In a separate move, the nation’s Ministry of Environment announced a plan to probe the diesel version of Volkswagen Jetta, Golf and Beetle models and its sister company Audi’s A3 produced in 2014 and 2015 next month. The four models are involved in the emissions scandal in the U.S.

Both Volkswagen Korea and Audi Korea officials declined to comment on the investigation plans, repeatedly saying that they are waiting for an official stance from their headquarters in Germany on the issue.

In the meantime, the Environment Ministry has sought to introduce a system to levy sanctions for discrepancies between official and real-world emissions of diesel cars sold since 2011 in cooperation with its European counterpart.

“Among emission gases, diesel cars tend to emit more nitrogen oxide than gasoline-powered vehicles and this is why the ministry has sought the system for better air quality,” said ministry director Hong Dong-kon.
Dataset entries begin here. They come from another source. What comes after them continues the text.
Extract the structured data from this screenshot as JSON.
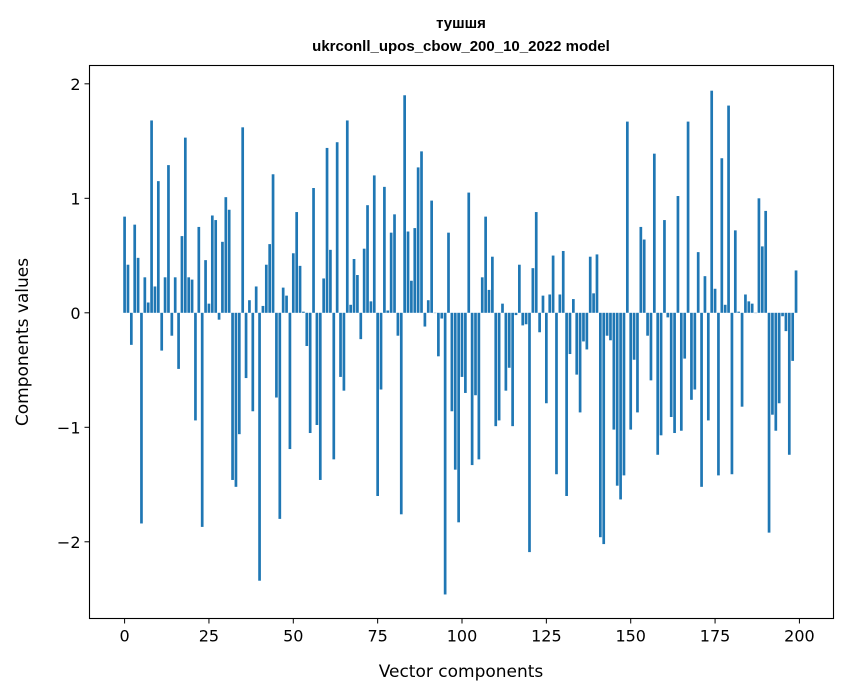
{
  "chart_data": {
    "type": "bar",
    "title": [
      "тушшя",
      "ukrconll_upos_cbow_200_10_2022 model"
    ],
    "xlabel": "Vector components",
    "ylabel": "Components values",
    "xlim": [
      -10.4,
      210.1
    ],
    "ylim": [
      -2.67,
      2.16
    ],
    "xticks": [
      0,
      25,
      50,
      75,
      100,
      125,
      150,
      175,
      200
    ],
    "xtick_labels": [
      "0",
      "25",
      "50",
      "75",
      "100",
      "125",
      "150",
      "175",
      "200"
    ],
    "yticks": [
      -2,
      -1,
      0,
      1,
      2
    ],
    "ytick_labels": [
      "−2",
      "−1",
      "0",
      "1",
      "2"
    ],
    "grid": false,
    "color": "#1f77b4",
    "values": [
      0.84,
      0.42,
      -0.28,
      0.77,
      0.48,
      -1.84,
      0.31,
      0.09,
      1.68,
      0.23,
      1.15,
      -0.33,
      0.31,
      1.29,
      -0.2,
      0.31,
      -0.49,
      0.67,
      1.53,
      0.31,
      0.29,
      -0.94,
      0.75,
      -1.87,
      0.46,
      0.08,
      0.85,
      0.81,
      -0.06,
      0.62,
      1.01,
      0.9,
      -1.46,
      -1.52,
      -1.06,
      1.62,
      -0.57,
      0.11,
      -0.86,
      0.23,
      -2.34,
      0.06,
      0.42,
      0.6,
      1.21,
      -0.74,
      -1.8,
      0.22,
      0.15,
      -1.19,
      0.52,
      0.88,
      0.41,
      0.01,
      -0.29,
      -1.05,
      1.09,
      -0.98,
      -1.46,
      0.3,
      1.44,
      0.55,
      -1.28,
      1.49,
      -0.56,
      -0.68,
      1.68,
      0.07,
      0.47,
      0.33,
      -0.23,
      0.56,
      0.94,
      0.1,
      1.2,
      -1.6,
      -0.67,
      1.1,
      0.02,
      0.7,
      0.86,
      -0.2,
      -1.76,
      1.9,
      0.71,
      0.28,
      0.74,
      1.27,
      1.41,
      -0.12,
      0.11,
      0.98,
      0.0,
      -0.38,
      -0.05,
      -2.46,
      0.7,
      -0.86,
      -1.37,
      -1.83,
      -0.56,
      -0.7,
      1.05,
      -1.33,
      -0.72,
      -1.28,
      0.31,
      0.84,
      0.2,
      0.49,
      -0.99,
      -0.94,
      0.08,
      -0.68,
      -0.48,
      -0.99,
      -0.02,
      0.42,
      -0.11,
      -0.1,
      -2.09,
      0.39,
      0.88,
      -0.17,
      0.15,
      -0.79,
      0.16,
      0.5,
      -1.41,
      0.16,
      0.54,
      -1.6,
      -0.36,
      0.12,
      -0.54,
      -0.87,
      -0.25,
      -0.32,
      0.49,
      0.17,
      0.51,
      -1.96,
      -2.02,
      -0.2,
      -0.24,
      -1.02,
      -1.51,
      -1.63,
      -1.42,
      1.67,
      -1.02,
      -0.41,
      -0.87,
      0.75,
      0.64,
      -0.2,
      -0.59,
      1.39,
      -1.24,
      -1.07,
      0.81,
      -0.04,
      -0.91,
      -1.05,
      1.02,
      -1.03,
      -0.4,
      1.67,
      -0.76,
      -0.67,
      0.53,
      -1.52,
      0.32,
      -0.94,
      1.94,
      0.21,
      -1.42,
      1.35,
      0.07,
      1.81,
      -1.41,
      0.72,
      0.01,
      -0.82,
      0.16,
      0.1,
      0.08,
      0.0,
      1.0,
      0.58,
      0.89,
      -1.92,
      -0.89,
      -1.03,
      -0.79,
      -0.03,
      -0.16,
      -1.24,
      -0.42,
      0.37
    ]
  }
}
Experts estimated Volkswagen might have installed software programs in its diesel cars to lower NOx emissions to comply with U.S. emissions standards which are stricter than EU.

“The ministry was supposed to start managing the gap between the official and real world NOx emissions of large-size diesel cars from 2016,” Hong said. The same regulation will be applied to small-size diesel cars from September 2017.

Under the regulation, when a diesel carmaker breaks the rules, the ministry can stop sales of the car depending on the level of wrongdoings.

Market watchers forecast that Volkswagen’s emissions scandal could deal a blow to sales of foreign car brands in Korea, led by diesel-powered cars.

The environment authorities made it clear that if they find problems in the Volkswagen diesel cars, the probe could be expanded to all German diesel cars sold in Korea.

According to data from the Korea Automobile Importers and Distributors Association, diesel cars took about 70 percent of total foreign car sales for the first eight months of this year.